So sorgfältig Nicolas Haeni in seinen Terrassen ar­beitet, so präzise ist er im Keller. «Alle Weine werden spontan vergoren», sagt der Nachwuchswinzer, der im Gespräch wirkt, als erledige er den Job schon seit Jahrzehn­ten. Die pH­-Werte machen diese Art der Fermentation hier schliesslich zum Kinderspiel.

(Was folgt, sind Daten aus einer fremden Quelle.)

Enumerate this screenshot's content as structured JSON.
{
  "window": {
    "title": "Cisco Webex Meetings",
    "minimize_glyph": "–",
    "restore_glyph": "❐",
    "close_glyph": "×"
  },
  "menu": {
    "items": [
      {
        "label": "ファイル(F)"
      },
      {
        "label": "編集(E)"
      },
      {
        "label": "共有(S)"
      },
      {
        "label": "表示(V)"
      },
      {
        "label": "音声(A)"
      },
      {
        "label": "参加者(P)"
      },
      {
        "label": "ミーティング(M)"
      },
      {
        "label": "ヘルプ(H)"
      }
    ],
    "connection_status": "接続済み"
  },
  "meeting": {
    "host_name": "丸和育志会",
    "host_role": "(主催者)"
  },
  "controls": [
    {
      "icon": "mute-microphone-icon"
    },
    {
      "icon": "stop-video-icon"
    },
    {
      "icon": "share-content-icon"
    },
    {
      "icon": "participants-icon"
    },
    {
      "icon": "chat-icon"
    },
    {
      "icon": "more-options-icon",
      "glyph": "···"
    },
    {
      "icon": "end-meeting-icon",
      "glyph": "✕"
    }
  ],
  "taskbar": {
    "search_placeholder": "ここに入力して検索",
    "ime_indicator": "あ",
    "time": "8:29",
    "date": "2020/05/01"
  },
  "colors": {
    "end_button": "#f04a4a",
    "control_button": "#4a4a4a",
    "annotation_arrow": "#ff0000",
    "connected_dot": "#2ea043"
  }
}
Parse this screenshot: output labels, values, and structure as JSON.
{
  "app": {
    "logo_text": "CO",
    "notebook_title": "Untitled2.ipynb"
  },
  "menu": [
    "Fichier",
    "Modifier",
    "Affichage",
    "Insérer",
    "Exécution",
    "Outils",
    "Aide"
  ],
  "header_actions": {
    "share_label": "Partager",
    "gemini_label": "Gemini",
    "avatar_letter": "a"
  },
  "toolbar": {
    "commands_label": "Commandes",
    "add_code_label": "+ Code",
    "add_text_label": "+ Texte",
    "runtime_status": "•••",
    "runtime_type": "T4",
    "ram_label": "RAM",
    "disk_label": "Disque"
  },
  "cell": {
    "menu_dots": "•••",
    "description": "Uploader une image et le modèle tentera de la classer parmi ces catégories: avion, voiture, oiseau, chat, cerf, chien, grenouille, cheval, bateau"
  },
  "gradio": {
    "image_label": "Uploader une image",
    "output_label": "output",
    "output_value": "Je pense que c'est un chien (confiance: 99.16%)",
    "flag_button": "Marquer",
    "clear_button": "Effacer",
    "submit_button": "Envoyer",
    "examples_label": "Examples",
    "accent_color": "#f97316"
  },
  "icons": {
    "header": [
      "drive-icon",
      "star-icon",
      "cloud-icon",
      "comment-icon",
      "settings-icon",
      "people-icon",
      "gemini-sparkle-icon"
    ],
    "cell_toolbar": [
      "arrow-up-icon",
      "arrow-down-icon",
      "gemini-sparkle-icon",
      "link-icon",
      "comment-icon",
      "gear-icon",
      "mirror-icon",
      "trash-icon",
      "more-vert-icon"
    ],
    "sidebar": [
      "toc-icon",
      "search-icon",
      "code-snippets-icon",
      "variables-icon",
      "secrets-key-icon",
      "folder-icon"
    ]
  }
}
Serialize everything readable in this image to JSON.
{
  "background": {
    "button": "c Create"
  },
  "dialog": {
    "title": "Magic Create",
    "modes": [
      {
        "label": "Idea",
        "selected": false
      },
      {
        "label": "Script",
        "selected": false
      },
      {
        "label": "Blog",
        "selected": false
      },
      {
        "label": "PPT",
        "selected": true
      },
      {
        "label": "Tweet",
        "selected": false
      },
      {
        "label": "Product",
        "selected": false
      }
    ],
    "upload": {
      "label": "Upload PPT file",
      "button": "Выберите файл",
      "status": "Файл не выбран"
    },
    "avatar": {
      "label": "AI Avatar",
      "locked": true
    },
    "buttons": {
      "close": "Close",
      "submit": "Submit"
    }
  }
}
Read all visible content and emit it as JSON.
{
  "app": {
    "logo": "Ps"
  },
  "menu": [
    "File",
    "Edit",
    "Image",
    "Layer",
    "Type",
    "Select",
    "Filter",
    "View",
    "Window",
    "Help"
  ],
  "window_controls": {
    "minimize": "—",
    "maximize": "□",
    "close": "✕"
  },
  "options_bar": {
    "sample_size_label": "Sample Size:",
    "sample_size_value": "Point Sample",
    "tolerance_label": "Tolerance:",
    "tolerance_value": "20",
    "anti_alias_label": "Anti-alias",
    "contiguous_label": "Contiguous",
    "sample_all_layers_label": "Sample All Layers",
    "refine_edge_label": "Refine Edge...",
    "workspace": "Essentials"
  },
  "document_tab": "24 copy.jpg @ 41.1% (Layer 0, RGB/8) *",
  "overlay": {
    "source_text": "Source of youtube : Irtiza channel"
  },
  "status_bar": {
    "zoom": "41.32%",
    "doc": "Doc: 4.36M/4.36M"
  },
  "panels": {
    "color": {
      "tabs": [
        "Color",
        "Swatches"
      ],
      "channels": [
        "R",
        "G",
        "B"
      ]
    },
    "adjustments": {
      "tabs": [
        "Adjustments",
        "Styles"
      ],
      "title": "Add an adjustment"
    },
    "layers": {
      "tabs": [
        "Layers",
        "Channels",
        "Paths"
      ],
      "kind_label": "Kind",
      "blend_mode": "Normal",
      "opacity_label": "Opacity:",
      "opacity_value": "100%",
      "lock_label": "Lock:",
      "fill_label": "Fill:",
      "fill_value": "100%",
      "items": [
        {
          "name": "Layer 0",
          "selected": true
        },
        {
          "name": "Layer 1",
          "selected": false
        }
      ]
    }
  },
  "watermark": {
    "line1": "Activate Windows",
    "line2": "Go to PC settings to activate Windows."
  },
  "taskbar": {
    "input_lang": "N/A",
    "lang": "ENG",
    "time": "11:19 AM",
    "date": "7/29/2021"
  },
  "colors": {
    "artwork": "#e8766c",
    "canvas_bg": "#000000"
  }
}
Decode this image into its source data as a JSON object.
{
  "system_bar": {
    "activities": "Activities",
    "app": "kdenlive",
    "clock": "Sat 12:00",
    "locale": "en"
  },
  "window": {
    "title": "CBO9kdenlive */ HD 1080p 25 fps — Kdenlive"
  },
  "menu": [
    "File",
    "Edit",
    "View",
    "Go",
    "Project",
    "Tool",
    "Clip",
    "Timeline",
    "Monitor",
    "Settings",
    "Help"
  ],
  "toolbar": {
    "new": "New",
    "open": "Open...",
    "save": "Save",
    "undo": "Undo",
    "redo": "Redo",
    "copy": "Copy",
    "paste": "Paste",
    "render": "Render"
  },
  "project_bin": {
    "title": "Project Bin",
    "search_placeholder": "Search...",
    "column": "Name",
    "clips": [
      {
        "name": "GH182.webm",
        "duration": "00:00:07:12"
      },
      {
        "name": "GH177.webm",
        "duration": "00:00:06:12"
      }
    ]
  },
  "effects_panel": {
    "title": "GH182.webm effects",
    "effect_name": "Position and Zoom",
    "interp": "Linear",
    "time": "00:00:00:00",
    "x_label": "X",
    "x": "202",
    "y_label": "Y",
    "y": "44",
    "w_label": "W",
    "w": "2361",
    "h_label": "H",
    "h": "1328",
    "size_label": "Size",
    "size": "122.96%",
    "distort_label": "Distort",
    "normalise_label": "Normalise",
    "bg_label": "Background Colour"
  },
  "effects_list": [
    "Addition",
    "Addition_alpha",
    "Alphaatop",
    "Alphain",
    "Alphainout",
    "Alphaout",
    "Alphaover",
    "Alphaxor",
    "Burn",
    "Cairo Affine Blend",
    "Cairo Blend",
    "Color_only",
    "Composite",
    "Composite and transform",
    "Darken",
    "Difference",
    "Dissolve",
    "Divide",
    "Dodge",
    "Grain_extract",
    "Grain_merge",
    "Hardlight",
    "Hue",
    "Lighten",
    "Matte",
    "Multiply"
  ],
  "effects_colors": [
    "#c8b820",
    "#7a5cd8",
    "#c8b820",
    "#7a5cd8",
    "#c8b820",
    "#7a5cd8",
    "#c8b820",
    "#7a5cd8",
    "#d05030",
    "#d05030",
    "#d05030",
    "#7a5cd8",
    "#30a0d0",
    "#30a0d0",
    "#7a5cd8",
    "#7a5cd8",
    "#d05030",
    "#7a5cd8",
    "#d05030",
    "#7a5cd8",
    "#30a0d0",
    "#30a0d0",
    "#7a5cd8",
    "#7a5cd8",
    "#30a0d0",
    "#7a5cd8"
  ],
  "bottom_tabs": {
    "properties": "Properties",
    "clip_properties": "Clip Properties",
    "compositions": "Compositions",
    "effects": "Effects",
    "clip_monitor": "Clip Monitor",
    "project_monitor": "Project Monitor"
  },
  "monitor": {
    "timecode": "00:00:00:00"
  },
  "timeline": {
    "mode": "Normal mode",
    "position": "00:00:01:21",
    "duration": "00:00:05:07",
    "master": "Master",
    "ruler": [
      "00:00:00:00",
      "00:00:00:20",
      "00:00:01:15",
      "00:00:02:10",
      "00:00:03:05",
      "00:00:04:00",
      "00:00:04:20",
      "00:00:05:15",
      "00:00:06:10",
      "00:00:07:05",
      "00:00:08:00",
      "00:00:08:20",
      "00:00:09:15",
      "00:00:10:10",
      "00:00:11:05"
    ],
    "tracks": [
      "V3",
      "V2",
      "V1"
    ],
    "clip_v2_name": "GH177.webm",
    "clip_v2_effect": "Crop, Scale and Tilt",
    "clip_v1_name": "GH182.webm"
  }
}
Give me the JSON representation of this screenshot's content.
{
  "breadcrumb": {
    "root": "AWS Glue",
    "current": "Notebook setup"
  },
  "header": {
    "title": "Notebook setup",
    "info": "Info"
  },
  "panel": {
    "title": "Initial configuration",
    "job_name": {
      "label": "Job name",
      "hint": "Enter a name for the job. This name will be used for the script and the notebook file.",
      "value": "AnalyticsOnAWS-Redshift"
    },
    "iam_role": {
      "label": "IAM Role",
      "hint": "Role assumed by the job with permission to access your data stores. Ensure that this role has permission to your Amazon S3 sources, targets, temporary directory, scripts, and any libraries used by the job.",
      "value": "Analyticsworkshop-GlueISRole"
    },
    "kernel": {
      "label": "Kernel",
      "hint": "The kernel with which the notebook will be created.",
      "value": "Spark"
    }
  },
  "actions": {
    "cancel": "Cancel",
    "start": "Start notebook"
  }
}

Schwefel setzt Nicolas Haeni zwar ein, als einzigen Zusatzstoff, weiss aber um die nega­tiven Auswirkungen allzu hoher Gaben, arbeitet erfolg­reich an einer Reduzierung. «Jedes Jahr verwende ich weniger Schwefel.» Und jedes Jahr scheint die Balance in den Weinen noch ein wenig gelungener als zuvor. Nicht nur in den Roten, die den Hauptteil der Produktion aus­ machen, sondern auch beim Rosé, der stets mehr sein soll als ein heller Apéro, und beim einzigen Weisswein. 100 Pro­zent Roussanne sind es bei diesem, nicht zu kalt vergoren, um die Aromatik ausgewogen zu halten, aus gesundem Lesegut, per Hand geerntet. Saftig ist der weisse 2017er, würzig auch, kombiniert Frucht mit Nachhaltigkeit. Ein schnell zu verstehender Wein, aber keiner, der Langeweile auslöst. In Séguret und Umgebung muss man eine Weile suchen, um ähnliche Frische zu entdecken. Auch wenn Nicolas Haeni etwas Viognier gepflanzt hat, soll sich am Stil des weissen Malmont nichts ändern. Den Neuzugang könnte er sich dagegen auch als Ergänzung der Rotwein­sorten vorstellen. Syrah und etwas Viogner, ein altes Rezept – keineswegs nur an der Rhone.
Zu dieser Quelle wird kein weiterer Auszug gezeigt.